The characters from The Servant of Two Masters are derived from stock characters used in commedia dell'arte. True commedia dell'arte is more or less improvised without a script, so The Servant of Two Masters is not true commedia. The stock characters were used as guides for the actors improvising.

- Truffaldino Battochio – Servant first to Beatrice, and afterward to Florindo. He is the love interest of Smeraldina (based on Arlecchino).
- Beatrice Rasponi – Master to Truffaldino, a lady of Turin and disguised as her brother Federigo Rasponi. She is the love interest of Florindo.
- Florindo Aretusi – Master to Truffaldino, of Turin and the love interest of Beatrice (an innamorati character who truly loves Beatrice)
- Pantalone Dei Bisognosi – A Venetian merchant (based on Pantalone)
- Smeraldina – Maidservant to Clarice and the love interest of Truffaldino (based on Columbina)
- Clarice – Pantalone's Daughter and the love interest of Silvio (based on Isabella)
- Silvio – Son of Dr. Lombardi and the love interest of Clarice (based on Flavio)
- Dr. Lombardi – Silvio's father (based on Il Dottore)
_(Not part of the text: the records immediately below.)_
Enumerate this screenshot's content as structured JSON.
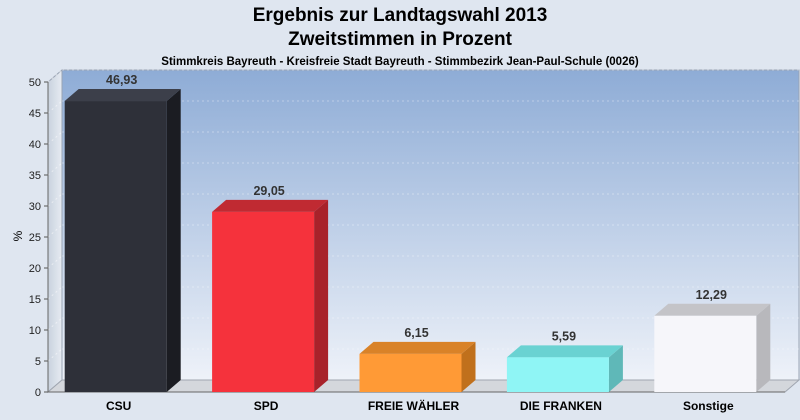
{
  "header": {
    "title": "Ergebnis zur Landtagswahl 2013",
    "subtitle": "Zweitstimmen in Prozent",
    "subsubtitle": "Stimmkreis Bayreuth - Kreisfreie Stadt Bayreuth - Stimmbezirk Jean-Paul-Schule (0026)"
  },
  "chart_data": {
    "type": "bar",
    "title": "Ergebnis zur Landtagswahl 2013",
    "subtitle": "Zweitstimmen in Prozent",
    "xlabel": "",
    "ylabel": "%",
    "ylim": [
      0,
      50
    ],
    "yticks": [
      0,
      5,
      10,
      15,
      20,
      25,
      30,
      35,
      40,
      45,
      50
    ],
    "grid": true,
    "categories": [
      "CSU",
      "SPD",
      "FREIE WÄHLER",
      "DIE FRANKEN",
      "Sonstige"
    ],
    "values": [
      46.93,
      29.05,
      6.15,
      5.59,
      12.29
    ],
    "value_labels": [
      "46,93",
      "29,05",
      "6,15",
      "5,59",
      "12,29"
    ],
    "colors": [
      "#2e3039",
      "#f5323c",
      "#ff9a36",
      "#8ff5f5",
      "#f6f6fa"
    ],
    "side_colors": [
      "#1b1c22",
      "#a8222a",
      "#c0701c",
      "#5fb8b8",
      "#b8b8bc"
    ],
    "top_colors": [
      "#3c3f4a",
      "#c02a32",
      "#d98228",
      "#6ad2d2",
      "#c4c4c8"
    ]
  }
}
- Brighella – An Innkeeper
- First Waiter
- Second Waiter
- First Porter
- Second Porter

==Adaptations==
There have been several adaptations of the play for the cinema and for the stage:
- The Hotel; or, The Servant with Two Masters by Robert Jephson, Esq. English language adaptation published in 1783, the stock character names were not used and the setting was changed to Granada, Spain.
- Слуга двух господ (Sluga dvukh gospod [Servant of Two Masters]) (1953) – a 1953 Soviet adaptation
- Slugă la doi stăpâni (1956) – a Romanian National Radiophonic Theater production; translation: Polixenia Carambi; artistic director: Constantin Moruzan
- The Servant o' Twa Maisters (1965) Scots language adaptation by Victor Carin
- Servant of Two Masters (1966) opera by Vittorio Giannini
- Harlekijn, kies je meester (1973) (TV) – Dutch adaptation
- Truffaldino from Bergamo (1976) (TV) – Soviet TV movie adaptation
- Servant of Two Masters (1978) Australian adaptation by Ron Blair and Nick Enright Later produced for television and frequently revived in Australia
- Sluha dvou pánů (Servant of Two Masters) (1994-2016), Czech theatrical adaptation in National Theatre, Prague; main role played by Miroslav Donutil
- Servant of Two Masters (1992) Directed by Irene Lewis; Baltimore Center Stage
- A Servant to Two Masters (1999) Adapted by Lee Hall
- Sługa dwóch panów (2003-2019) Translated into Polish by Jerzy Adamski, main role played by Jan Kobuszewski at Teatr Kwadrat, Warsaw, Poland
- The Servant of Two Masters (2004) Translated and adapted by Jeffrey Hatcher and Paolo Emilio Landi, first performed by Milwaukee Repertory Theater
- The Man With Two Gaffers (2006) Adapted by Blake Morrison, set in Victorian Skipton. First performed at York Theatre Royal 26 August 2006 by Northern Broadsides, directed by Barrie Rutter.
- Argelino, servidor de dos amos (2007) Adapted by Alberto San Juan, main role played by Javier Gutiérrez at Teatro de La Abadía
- One Man, Two Guvnors (2011) – set in 1960s Brighton, adapted by Richard Bean and first performed at The National Theatre, London
- Servant of Two Masters (2012) – adapted by Constance Congdon and first performed at The Lansburgh Theatre, Washington, D.C.
- Servant of Two Masters Bengali adaptation by Ashim Das as 'Nawkar Shoytaan Malik Hoyraan' and stage production produced by FAME under the direction of Ashim Das in Bangladesh.
- "The Servant of Two Masters“ adaptated and performed by Grupo de Teatro do Instituto Superior Técnico (GTIST) in Lisbon, Portugal, as "O Servidor de Dois Amos".